While brainstorming ideas to show at One Spark, Hager remembered a vivid dream.
"The rat sculpture was inspired by a dream I had, where rats are hanging by their teeth from the bottom of my nightgown," she said. "I didn't want to translate the dream literally but decided to use elements from the dream while incorporating my other work, particularly the Rust and Satin Series, using some cast-iron elements and fabric, but also meshing the masculine and feminine, turning her into a ‘Rat Queen' instead of a ‘Rat King.' "
More than three miles of rubber tubing is stitched onto the sculpture's frame — a task that took more than 250 hours, even with the help of Hager's friends, neighbors and family. Each sculpture has taken three to four months to complete and can be moved around and relocated easily, since they're all mobile and on wheels. Each animal's frame is constructed from pencil rod. Future pieces will have surface textures appropriate to each particular animal.
Hager said One Spark was a great experience, even though she raised only $436, because it meant participating in an event that brought so much energy to Downtown Jacksonville. It was also an opportunity for her work to be seen by a lot of people.
A 9-foot-tall ducky produced by UNF students in her Enlivened Spaces class might have drawn the most attention of any one piece at One Spark. "Sgt. Quackers" — a Styrofoam and fiberglass duck — floated in the Hemming Plaza fountain.

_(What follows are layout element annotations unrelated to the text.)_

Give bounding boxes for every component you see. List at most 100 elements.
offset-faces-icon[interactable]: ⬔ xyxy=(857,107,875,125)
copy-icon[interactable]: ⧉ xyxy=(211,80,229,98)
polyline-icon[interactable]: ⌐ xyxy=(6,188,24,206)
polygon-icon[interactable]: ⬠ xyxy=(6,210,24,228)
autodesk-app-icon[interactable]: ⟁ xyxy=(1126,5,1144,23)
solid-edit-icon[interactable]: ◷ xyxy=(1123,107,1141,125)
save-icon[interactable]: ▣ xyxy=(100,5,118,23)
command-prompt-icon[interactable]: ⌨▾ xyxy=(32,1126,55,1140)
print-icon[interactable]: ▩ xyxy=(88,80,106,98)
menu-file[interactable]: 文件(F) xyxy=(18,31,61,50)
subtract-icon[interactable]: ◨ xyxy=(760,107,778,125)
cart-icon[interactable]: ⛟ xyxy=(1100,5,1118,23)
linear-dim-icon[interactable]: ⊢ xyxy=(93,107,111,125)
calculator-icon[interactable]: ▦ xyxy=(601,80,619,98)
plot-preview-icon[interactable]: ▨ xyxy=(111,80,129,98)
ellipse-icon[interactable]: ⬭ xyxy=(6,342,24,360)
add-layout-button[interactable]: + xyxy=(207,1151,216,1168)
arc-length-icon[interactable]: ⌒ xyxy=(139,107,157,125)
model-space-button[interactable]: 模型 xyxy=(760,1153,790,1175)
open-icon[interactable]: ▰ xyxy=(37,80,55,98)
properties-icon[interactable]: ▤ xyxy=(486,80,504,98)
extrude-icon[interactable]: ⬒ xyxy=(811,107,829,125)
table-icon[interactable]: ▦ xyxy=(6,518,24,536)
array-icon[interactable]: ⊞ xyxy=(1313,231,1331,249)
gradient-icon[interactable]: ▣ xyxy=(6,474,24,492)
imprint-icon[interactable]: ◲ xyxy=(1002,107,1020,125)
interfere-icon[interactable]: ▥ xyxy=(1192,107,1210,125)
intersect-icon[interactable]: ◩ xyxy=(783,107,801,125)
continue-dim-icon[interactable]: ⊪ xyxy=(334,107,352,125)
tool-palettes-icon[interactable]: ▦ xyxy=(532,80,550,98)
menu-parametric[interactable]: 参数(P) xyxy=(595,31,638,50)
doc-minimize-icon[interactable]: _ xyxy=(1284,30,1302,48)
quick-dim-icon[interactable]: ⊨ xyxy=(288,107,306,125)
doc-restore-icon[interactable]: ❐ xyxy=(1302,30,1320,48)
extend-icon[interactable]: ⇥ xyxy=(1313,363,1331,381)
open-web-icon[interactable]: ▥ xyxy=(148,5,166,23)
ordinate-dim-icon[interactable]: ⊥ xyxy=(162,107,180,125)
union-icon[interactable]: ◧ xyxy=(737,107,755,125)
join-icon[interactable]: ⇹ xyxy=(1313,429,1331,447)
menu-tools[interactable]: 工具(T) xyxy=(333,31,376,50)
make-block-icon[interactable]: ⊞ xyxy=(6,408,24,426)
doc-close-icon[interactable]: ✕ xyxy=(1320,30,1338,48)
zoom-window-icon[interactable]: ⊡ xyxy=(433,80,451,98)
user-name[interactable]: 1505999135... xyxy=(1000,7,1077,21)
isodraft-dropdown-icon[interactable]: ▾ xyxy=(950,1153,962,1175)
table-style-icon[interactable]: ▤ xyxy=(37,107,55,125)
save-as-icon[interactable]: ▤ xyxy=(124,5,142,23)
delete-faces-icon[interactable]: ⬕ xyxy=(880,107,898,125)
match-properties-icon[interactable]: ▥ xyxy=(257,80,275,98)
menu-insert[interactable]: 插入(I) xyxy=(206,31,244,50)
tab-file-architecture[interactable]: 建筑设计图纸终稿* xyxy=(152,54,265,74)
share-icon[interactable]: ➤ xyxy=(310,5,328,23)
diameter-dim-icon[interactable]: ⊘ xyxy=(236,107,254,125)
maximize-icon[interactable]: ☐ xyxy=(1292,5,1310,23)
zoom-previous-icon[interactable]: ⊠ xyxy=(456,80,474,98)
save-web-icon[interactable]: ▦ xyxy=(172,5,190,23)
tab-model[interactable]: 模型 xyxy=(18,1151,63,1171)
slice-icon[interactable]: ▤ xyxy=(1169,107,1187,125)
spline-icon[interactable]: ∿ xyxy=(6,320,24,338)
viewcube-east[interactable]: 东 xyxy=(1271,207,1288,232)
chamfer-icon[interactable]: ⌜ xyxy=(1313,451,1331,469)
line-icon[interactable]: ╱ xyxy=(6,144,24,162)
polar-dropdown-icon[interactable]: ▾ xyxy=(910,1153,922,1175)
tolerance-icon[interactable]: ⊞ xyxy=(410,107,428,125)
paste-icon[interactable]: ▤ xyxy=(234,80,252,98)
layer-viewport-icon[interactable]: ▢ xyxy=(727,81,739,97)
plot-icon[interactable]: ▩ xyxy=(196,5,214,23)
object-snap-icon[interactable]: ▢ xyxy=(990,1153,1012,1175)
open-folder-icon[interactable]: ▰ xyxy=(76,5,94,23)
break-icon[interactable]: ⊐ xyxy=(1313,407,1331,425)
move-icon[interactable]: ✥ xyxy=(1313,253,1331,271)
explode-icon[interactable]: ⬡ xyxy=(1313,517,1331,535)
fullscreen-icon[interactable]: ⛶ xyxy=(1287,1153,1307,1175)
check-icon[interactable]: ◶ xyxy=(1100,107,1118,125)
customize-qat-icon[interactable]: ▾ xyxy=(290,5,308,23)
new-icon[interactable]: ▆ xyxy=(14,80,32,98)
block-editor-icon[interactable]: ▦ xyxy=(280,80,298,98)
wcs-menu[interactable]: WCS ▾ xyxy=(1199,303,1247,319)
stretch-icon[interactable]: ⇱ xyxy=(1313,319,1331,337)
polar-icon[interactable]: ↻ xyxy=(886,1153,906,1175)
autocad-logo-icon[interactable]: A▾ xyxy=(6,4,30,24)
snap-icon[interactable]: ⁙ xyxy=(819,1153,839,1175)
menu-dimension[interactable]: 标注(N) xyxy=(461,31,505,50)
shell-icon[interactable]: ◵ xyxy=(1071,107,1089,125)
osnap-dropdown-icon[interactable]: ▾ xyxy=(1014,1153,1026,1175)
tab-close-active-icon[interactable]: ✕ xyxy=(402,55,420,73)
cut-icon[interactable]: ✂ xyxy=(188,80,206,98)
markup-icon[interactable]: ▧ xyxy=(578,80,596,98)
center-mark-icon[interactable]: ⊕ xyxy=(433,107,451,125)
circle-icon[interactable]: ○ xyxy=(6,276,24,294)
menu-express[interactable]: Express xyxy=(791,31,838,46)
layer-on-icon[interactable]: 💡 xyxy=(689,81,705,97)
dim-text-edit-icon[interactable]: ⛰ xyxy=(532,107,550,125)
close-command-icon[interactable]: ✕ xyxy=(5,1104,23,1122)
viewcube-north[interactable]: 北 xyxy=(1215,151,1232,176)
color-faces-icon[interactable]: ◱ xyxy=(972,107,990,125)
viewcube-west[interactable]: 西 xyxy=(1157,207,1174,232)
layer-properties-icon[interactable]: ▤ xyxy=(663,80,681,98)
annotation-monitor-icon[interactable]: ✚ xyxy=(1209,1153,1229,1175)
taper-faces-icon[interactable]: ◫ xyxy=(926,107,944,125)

Hager has already begun production on her third animal in the series — the ox — at a workshop in Frankfort, Ky. She completed the ox's frame and she's now working with high school students at Josephine Sculpture Park to finish the body texture and decorative details. Hager's family lives in the area, and she has always wanted to do something at the park since it opened two years ago.
"Being a sculptor is physically demanding, and so the ox is a nice metaphor in that way, it being known as a beast of burden, so to speak," she said.
Hager will leave the ox sculpture in Kentucky for the park and surrounding area of Frankfort to use as a parade animal.
The fourth animal will be a tiger. The Jacksonville Zoo is celebrating its 100th anniversary next year and will be bringing back tigers for the first time since 1995. The zoo is creating a Tiger Trail that will wind through other animal exhibits.
"Jenny is part of a loosely organized group of sculptors [Northeast Florida Sculptors, NEFLS] that we have just established a relationship with which we hope will become an enduring partnership," said Bob Chabot, director of horticulture and education. "They will be contributing to our ZooLights holiday event this December. We also suggested they help us celebrate our 100th anniversary next year by contributing some works or perhaps a group project."
Hager said she hopes to include her tiger as part of the celebration.
"I feel pretty confident I will work on the tiger for the zoo's 100th anniversary, since the NEFLS group has partnered up with them recently," Hager said. "We've come up with great ideas for collaboration. I will be working on an official proposal for them soon."